With your physicals, you face a steep 28% long-term capital gains penalty and you have to go through a bit of extra work to box them up and ship them off to us or another dealer to sell back. Plus there is a bid/ask spread, both when you buy and when you sell, so moving in and out is NOT advisable. Sell them only when it makes sense, but not just to avoid another pullback, if you plan to re-purchase them again in a few weeks or a few months. Ride the dips down and add to them, but do not use them to dump and then repurchase. Since the bull market is still in charge and gold has a double or more in its future, the dips don’t mean anything other than a good time to add to your positions.

I have just come across one very interesting article today that I want to call to your attention. It was published over at the 5 Min. Forecast.

Metals Miscellany – 5 Min Forecast

October 16, 2012

Silver is starting the day at $32.84. But a mysterious group of traders billing themselves as “Wynter Benton” is promising to move it big during the next six trading days… on the way to $50 before year-end.

“The Leader wishes to inform our followers that the group will be demonstrating our ability to move the price of silver between Oct. 16 to Oct. 23, 2012,” according to a post on a Yahoo! Finance message board. “We will be updating our moves in real-time during this period.”

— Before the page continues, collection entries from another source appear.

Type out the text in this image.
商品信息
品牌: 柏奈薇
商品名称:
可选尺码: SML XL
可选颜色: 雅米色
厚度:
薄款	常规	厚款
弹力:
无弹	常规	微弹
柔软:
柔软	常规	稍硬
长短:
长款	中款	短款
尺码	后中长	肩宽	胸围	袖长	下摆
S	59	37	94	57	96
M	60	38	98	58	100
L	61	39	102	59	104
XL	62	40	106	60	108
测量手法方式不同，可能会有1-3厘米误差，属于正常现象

Yes, we’re getting deep into the conspiratorial weeds here. But in the midst of contemplating the crimes of politicians and central bankers, to say nothing of “The War on You”, we need an amusing diversion now and then.

“Wynter Benton” purports to be a group of former J.P. Morgan Chase commodities traders who say that JPM engineered the meltdown of MF Global a year ago because the traders were trying to take delivery on a huge amount of physical silver. (How that was supposed to work, we’re not sure, but it’s fun to play along…)

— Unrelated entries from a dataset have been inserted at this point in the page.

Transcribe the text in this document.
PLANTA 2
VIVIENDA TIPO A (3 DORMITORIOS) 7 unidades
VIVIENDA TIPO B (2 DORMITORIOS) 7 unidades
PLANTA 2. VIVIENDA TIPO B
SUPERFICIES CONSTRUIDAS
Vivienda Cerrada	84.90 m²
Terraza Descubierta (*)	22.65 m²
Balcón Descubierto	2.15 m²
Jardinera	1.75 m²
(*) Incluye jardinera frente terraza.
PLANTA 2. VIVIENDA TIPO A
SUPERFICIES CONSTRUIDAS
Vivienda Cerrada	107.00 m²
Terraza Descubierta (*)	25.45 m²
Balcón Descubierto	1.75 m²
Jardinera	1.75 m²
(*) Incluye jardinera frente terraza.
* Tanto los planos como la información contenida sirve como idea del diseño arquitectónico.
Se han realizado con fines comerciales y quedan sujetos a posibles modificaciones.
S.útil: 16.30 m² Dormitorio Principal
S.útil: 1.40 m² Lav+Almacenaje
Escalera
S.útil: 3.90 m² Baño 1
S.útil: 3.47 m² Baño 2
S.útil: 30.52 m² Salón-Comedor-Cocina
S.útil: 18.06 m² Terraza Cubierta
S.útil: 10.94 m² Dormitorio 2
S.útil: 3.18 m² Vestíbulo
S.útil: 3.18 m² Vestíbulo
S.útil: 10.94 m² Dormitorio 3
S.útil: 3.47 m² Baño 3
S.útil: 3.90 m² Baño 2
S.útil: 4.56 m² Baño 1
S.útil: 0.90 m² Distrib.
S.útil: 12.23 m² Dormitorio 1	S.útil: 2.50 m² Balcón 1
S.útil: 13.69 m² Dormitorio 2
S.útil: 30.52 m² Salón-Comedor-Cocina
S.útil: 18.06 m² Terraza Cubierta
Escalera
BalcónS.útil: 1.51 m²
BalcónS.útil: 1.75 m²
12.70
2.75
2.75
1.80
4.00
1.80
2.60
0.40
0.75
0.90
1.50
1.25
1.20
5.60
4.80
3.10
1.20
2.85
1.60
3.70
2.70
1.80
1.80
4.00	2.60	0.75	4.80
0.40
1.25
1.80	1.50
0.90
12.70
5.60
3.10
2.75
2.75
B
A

The traders — or the lone fantasist posting in his underwear, depending — made several prescient calls in the silver market in early 2011, but disappeared from view after the MF Global episode.

Wynter Benton reappeared a month ago, promising silver will trade above $50 before Dec. 31, 2012. And last week, he/they promised the demonstration of his/their ability to move the silver price, starting today.

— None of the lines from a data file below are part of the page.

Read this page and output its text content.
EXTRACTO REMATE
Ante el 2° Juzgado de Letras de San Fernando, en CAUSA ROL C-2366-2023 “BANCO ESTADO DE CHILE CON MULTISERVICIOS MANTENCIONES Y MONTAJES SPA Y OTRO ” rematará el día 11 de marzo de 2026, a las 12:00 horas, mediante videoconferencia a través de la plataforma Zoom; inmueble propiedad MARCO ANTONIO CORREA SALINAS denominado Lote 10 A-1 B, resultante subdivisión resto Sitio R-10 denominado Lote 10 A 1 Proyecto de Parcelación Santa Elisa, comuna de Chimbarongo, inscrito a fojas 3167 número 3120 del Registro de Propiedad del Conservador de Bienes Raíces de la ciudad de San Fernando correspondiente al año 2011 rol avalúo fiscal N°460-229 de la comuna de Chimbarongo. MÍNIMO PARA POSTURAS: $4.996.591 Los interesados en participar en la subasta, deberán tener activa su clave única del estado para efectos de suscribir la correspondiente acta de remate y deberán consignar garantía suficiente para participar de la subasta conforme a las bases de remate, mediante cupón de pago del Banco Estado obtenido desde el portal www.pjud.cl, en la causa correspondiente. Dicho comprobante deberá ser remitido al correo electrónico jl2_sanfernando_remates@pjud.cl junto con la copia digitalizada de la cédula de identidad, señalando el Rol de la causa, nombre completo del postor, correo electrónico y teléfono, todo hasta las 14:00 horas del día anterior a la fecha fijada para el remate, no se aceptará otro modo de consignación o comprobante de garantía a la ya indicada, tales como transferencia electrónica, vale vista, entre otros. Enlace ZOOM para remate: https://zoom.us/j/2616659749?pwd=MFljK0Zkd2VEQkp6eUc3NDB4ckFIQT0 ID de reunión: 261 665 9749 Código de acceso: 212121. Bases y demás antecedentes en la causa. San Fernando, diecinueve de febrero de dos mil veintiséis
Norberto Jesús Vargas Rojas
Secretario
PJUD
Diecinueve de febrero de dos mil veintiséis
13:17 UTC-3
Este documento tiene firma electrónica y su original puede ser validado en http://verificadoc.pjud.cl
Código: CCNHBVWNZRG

In all likelihood, nothing will come of it. But in case it does, we have it on the record. Heh…

Meanwhile, hedge funds and other big players have upped their gold positions to the highest levels in more than a year.

The weekly Commitments of Traders Report issued by the Commodity Futures Trading Commission showed that holdings of gold-backed ETFs grew by 282,000 ounces last week. That’s the 11th-straight week of inflows.

“Many new positions in both exchange-traded funds and futures have been established in recent weeks,” says Saxo Bank vice president Ole Hansen, “especially short-term leveraged investors who are not married to their positions in the same sense as long-term ETF investors.”

That short-term leverage likely goes far to explain gold’s tumble since Friday. This morning, the price is starting to recover a bit at $1,742.

Continue reading on Agora’s 5 Min. Forecast

I asked my friend David R. what he thought about this article. He replied:

Yahoo finance chat board??? That’s good!  There are no former JPM metal guys out there.  All the same traders are still there!  I think market will remain in range until elections. I am still looking for $30 silver and $1700 gold before the election. The government is manipulating the economic data so more people will do risk off!

That’s what makes this industry so interesting – everyone’s got an opinion. That’s why I try and present both sides of an issue. I want YOU to sit back, digest everything, and make your own decisions. Let’s see who is credible here, the 5 Min. Forecast article or Trader David R?